Comment 0 for bug 402652

Revision history for this message
John A Meinel (jameinel) wrote : smart fetch for --2a does not opportunistically pack

somewhat related to bug #402114
The current --2a fetching code is smart enough to fragment on demand. (So if you have a group of length 2MB and you only request the middle 10kB, it will create a new group on the fly containing only those bytes.)

However, it is not smart enough to combine on the fly. So if you commit 9 times the same file content, you will end up with 9 fulltexts in various pack files. If you then fetch this, it will stream those 9 fulltexts into a new pack file, but will *leave* them as 9 fulltexts. Until the point where an autopack/manual pack decides to update that pack file.
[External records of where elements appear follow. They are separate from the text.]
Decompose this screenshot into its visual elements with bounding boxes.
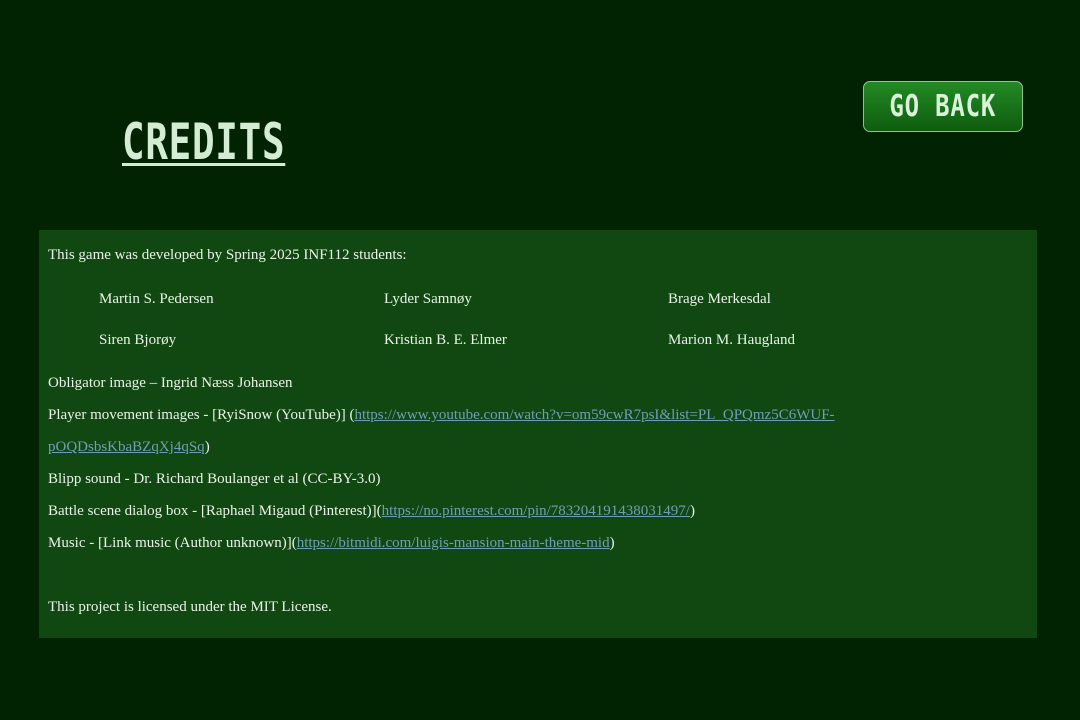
credits-panel: This game was developed by Spring 2025 I… xyxy=(39,230,1037,638)
closing-paren: ) xyxy=(609,535,615,551)
credit-player-movement-text: Player movement images - [RyiSnow (YouTu… xyxy=(48,407,355,423)
developer-name: Siren Bjorøy xyxy=(99,332,177,348)
developer-name: Marion M. Haugland xyxy=(668,332,796,348)
credit-music-text: Music - [Link music (Author unknown)]( xyxy=(48,535,297,551)
developer-name: Martin S. Pedersen xyxy=(99,291,214,307)
credit-obligator-image: Obligator image – Ingrid Næss Johansen xyxy=(48,375,293,391)
credits-intro: This game was developed by Spring 2025 I… xyxy=(48,247,407,263)
bitmidi-link[interactable]: https://bitmidi.com/luigis-mansion-main-… xyxy=(297,535,610,551)
youtube-link[interactable]: https://www.youtube.com/watch?v=om59cwR7… xyxy=(354,407,834,423)
developer-name: Kristian B. E. Elmer xyxy=(384,332,507,348)
closing-paren: ) xyxy=(204,439,210,455)
youtube-link-continued[interactable]: pOQDsbsKbaBZqXj4qSq xyxy=(48,439,205,455)
pinterest-link[interactable]: https://no.pinterest.com/pin/78320419143… xyxy=(382,503,690,519)
credit-music: Music - [Link music (Author unknown)](ht… xyxy=(48,533,615,553)
credit-player-movement: Player movement images - [RyiSnow (YouTu… xyxy=(48,405,835,425)
developer-name: Brage Merkesdal xyxy=(668,291,771,307)
go-back-label: GO BACK xyxy=(889,89,997,124)
page-title: CREDITS xyxy=(122,113,286,171)
credits-screen: CREDITS GO BACK This game was developed … xyxy=(0,0,1080,720)
credit-battle-dialog: Battle scene dialog box - [Raphael Migau… xyxy=(48,501,695,521)
developer-name: Lyder Samnøy xyxy=(384,291,472,307)
license-text: This project is licensed under the MIT L… xyxy=(48,599,332,615)
credit-blipp-sound: Blipp sound - Dr. Richard Boulanger et a… xyxy=(48,471,381,487)
go-back-button[interactable]: GO BACK xyxy=(863,81,1023,132)
credit-battle-dialog-text: Battle scene dialog box - [Raphael Migau… xyxy=(48,503,382,519)
closing-paren: ) xyxy=(689,503,695,519)
credit-player-movement-cont: pOQDsbsKbaBZqXj4qSq) xyxy=(48,437,210,457)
This has fairly strong implications for 'mirror' branches (especially of PQM branches). As the PQM will be creating lots of commits and loosely packed .pack files. Normally these would be cleaned up every 10 revs. However, if someone fetches everything inbetween autopacks, they will fetch the loose packs into a single (but still not optimally compressed) pack. And the autopack on the new location will be deferred until much later, because the number of revisions present in the mirror location.

One possibility is for the 'get_record_stream()' code to see that we are requesting several blocks that all seem like they would fit very well as a single larger block. This has the potential to reduce network I/O and improve disk layout, at the cost of more CPU on the server.

Note that aside from bug #402645 which (injecting too much fragmentation from an optimally packed source) doing a 'bzr pack' on the effected repositories should help minimize the impact of this.